Il est probable que Saint Thomas rendait de cet accroissement de gravité ou de légèreté par l’approche du lieu naturel la même raison qu’Albert le Grand. C’est du moins ce que faisait Pierre d’Auvergne, qui a terminé le commentaire au De Cælo interrompu par la mort du Docteur Angélique, son maître. « Les corps graves », disait-il[1], ou légers sont en puissance du lieu naturel, comme ils le sont de la forme ; ils sont donc mus par la cause génératrice qui leur donne leur forme ; dans la mesure où cette cause leur donne la forme, en la même mesure elle leur donne Je lieu. » Cette proposition reproduit textuellement une affirmation d’Albert le Grand et de Roger Bacon. Cette proposition était dans l’enseignement des Scolastiques, un axiome courant.

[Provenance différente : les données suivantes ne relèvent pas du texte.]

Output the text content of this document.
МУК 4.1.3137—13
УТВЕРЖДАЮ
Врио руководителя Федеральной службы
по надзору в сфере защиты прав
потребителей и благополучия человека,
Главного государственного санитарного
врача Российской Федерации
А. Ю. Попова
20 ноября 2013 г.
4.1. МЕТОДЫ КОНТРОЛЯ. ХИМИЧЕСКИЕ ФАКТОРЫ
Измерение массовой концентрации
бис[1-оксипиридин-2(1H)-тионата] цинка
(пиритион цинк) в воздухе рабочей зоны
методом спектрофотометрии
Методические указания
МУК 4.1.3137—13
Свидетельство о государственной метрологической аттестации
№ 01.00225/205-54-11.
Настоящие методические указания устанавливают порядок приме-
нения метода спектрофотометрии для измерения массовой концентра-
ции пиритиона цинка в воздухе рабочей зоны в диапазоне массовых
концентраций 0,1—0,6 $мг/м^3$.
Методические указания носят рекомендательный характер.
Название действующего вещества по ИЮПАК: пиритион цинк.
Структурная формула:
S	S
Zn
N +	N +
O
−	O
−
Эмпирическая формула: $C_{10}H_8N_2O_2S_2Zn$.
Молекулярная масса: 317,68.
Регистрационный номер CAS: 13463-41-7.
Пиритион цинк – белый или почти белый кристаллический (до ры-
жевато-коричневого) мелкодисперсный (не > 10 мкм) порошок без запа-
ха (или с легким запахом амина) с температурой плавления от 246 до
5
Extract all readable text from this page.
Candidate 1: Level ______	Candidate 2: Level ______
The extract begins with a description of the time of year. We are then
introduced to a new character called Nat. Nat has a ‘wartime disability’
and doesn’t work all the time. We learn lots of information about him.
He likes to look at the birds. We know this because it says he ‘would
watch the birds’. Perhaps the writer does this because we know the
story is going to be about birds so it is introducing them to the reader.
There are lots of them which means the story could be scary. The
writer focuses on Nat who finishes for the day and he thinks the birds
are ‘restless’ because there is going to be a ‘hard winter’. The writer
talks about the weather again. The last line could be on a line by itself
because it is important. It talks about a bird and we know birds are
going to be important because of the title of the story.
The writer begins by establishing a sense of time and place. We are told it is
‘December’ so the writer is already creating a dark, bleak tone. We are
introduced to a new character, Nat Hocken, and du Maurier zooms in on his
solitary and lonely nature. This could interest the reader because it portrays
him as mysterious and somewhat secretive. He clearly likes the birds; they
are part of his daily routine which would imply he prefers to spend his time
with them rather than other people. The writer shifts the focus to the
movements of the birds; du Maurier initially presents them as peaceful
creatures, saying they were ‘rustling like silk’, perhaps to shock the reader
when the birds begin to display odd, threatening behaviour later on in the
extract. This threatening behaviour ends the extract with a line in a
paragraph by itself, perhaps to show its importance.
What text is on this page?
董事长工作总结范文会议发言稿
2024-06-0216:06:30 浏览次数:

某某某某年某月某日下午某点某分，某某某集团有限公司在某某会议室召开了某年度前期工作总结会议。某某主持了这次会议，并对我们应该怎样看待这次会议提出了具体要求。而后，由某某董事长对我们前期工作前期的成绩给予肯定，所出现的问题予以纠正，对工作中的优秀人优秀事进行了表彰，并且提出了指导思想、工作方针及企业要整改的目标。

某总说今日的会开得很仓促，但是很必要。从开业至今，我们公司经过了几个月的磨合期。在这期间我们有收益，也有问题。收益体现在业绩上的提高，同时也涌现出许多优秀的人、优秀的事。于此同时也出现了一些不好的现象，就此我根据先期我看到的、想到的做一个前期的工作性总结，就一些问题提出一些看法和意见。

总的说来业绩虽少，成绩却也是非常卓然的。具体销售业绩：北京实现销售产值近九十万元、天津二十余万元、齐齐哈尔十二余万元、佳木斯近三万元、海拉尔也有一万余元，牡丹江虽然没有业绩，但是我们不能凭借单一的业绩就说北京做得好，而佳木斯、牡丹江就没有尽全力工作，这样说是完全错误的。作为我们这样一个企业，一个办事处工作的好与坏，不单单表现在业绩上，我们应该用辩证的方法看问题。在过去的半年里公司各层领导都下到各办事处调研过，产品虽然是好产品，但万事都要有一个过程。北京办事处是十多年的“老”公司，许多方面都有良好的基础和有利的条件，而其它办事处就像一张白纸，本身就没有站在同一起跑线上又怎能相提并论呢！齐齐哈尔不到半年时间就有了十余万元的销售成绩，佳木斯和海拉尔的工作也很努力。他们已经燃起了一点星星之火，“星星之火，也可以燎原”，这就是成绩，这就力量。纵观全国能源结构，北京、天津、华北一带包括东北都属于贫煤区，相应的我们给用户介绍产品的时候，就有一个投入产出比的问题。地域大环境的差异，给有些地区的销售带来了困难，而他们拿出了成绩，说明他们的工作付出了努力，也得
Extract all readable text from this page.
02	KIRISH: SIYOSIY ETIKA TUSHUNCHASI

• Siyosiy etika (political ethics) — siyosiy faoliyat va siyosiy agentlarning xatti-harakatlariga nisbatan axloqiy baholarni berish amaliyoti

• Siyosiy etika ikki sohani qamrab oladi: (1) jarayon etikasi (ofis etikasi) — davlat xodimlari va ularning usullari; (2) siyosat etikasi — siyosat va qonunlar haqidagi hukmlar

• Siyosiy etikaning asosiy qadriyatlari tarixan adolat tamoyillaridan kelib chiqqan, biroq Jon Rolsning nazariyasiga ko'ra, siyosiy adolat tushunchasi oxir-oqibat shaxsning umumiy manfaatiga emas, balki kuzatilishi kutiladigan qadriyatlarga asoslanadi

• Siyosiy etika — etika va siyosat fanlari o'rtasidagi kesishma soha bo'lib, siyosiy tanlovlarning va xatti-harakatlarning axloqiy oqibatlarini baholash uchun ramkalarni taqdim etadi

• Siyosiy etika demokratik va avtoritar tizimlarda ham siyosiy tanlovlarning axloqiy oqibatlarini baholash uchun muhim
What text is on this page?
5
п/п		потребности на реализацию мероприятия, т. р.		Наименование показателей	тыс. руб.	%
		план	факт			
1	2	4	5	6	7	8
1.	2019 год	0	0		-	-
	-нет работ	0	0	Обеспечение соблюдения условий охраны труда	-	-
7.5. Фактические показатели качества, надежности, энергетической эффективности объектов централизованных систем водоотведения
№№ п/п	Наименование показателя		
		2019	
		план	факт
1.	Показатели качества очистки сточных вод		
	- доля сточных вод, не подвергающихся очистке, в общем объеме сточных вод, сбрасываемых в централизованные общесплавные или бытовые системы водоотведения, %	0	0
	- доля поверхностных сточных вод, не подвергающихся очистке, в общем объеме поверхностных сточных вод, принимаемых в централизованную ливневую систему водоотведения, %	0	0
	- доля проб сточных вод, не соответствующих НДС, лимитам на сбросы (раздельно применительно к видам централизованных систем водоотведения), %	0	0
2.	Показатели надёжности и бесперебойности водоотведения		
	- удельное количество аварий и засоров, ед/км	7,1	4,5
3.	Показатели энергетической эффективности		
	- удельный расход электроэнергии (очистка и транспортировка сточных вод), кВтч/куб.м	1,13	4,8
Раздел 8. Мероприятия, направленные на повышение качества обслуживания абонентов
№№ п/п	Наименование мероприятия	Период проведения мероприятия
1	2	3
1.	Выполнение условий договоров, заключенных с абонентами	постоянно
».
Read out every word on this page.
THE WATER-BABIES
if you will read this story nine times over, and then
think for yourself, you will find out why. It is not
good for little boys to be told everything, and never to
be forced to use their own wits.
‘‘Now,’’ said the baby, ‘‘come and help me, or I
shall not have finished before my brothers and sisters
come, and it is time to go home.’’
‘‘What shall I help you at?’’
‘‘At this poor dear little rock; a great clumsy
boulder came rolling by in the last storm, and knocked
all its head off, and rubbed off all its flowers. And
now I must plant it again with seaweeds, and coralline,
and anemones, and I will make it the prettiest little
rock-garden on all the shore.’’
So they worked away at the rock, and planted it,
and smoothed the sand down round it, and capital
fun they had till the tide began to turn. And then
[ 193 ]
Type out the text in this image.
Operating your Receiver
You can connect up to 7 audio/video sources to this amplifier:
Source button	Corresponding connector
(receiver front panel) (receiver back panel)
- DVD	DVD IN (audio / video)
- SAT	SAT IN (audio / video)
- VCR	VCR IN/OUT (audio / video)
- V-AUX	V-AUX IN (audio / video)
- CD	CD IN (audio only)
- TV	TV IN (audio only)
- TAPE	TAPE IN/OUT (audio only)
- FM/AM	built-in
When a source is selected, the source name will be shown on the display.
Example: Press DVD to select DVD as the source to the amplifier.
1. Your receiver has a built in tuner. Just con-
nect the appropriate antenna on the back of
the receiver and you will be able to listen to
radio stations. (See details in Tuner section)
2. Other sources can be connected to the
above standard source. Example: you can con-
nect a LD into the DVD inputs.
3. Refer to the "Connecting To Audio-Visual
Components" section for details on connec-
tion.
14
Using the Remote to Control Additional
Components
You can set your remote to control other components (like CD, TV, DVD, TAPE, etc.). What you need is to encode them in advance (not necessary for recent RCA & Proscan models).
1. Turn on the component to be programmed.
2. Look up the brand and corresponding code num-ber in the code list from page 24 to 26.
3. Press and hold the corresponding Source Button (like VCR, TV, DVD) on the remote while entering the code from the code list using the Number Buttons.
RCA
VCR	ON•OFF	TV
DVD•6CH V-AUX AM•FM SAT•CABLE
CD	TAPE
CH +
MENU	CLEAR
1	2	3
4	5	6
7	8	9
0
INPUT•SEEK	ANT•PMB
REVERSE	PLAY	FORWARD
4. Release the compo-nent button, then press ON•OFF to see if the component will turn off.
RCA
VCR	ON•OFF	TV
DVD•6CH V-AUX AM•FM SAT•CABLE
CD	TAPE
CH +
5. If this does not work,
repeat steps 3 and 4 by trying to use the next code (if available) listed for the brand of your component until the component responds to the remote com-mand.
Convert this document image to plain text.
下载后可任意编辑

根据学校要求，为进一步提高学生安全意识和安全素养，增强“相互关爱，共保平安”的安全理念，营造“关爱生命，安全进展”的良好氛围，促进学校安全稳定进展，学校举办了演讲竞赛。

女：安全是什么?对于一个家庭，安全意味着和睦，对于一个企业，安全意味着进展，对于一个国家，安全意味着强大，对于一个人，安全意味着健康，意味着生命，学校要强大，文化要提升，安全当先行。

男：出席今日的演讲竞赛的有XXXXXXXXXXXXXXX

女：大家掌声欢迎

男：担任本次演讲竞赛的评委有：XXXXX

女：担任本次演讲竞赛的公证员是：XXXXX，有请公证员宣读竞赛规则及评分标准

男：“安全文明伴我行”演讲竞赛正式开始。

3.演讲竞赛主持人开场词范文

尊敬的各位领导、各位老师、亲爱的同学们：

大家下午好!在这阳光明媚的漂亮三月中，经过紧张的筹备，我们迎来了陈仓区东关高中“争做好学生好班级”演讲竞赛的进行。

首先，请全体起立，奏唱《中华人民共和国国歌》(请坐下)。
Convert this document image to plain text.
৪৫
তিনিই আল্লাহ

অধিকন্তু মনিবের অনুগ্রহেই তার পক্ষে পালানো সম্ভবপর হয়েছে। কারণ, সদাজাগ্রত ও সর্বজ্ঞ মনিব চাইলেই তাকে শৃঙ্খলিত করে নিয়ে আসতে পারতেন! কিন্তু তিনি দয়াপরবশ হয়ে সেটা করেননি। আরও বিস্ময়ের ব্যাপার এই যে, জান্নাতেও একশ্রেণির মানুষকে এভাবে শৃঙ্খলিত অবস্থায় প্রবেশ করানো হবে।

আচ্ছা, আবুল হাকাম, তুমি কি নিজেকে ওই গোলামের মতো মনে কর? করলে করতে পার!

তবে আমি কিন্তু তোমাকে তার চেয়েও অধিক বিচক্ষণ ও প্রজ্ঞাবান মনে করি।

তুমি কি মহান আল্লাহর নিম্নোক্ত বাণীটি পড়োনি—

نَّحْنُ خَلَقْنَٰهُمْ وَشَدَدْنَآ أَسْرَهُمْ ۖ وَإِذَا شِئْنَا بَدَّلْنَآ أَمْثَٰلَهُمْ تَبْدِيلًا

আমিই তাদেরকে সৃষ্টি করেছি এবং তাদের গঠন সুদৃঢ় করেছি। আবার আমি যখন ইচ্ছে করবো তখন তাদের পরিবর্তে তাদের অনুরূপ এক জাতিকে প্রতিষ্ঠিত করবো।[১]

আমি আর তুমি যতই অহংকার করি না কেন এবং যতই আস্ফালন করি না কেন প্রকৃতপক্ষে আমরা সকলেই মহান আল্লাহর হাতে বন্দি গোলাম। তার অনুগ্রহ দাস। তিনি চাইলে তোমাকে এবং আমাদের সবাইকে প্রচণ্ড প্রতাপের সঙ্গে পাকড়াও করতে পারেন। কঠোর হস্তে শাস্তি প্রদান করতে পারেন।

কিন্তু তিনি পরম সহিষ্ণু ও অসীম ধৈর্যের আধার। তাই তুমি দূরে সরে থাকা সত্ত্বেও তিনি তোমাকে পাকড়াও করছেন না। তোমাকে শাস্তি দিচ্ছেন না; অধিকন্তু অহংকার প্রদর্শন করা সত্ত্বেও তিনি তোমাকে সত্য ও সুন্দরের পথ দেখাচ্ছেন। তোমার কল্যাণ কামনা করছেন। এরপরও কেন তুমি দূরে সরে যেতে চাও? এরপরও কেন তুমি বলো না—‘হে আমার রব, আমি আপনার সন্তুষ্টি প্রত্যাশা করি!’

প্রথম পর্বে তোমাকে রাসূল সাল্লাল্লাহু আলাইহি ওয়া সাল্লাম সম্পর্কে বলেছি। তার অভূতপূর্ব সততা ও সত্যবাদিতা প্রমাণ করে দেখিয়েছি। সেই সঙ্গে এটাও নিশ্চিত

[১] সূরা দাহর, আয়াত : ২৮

C’était un homme d’une inlassable curiosité que Roger Bacon. Lorsqu’il avait, une première fois, résolu un problème, il était rare qu’il se tînt pour satisfait de la solution qu’il avait proposée. Presque toujours, il la reprenait et la retravaillait d’une manière incessante, pour la retoucher, l’améliorer, la modifier. Au temps où, simple maître ès-arts, il commentait Aristote à l’Université

  1. Libri de celo et mundo Aristotelis cum expositione Sancti Thome de Aquino, et cum additione Petri de Alvernia. Colophon : Venetiis mandato et sumptibus Nobilîs viri domini Octaviani Scoti Civis modoetiensis. Per Bonetum Locatellum Bergomensem, Anno a salutifero partu virginali nonagesimo supra millesimum ac quadringentesimum. Sub Felici ducatu Serenissimi principis Domini Augustini Barbadici. Quinto decimo kalendas Septembres. Liv. IV, comm. 24, fol. 71, col. c.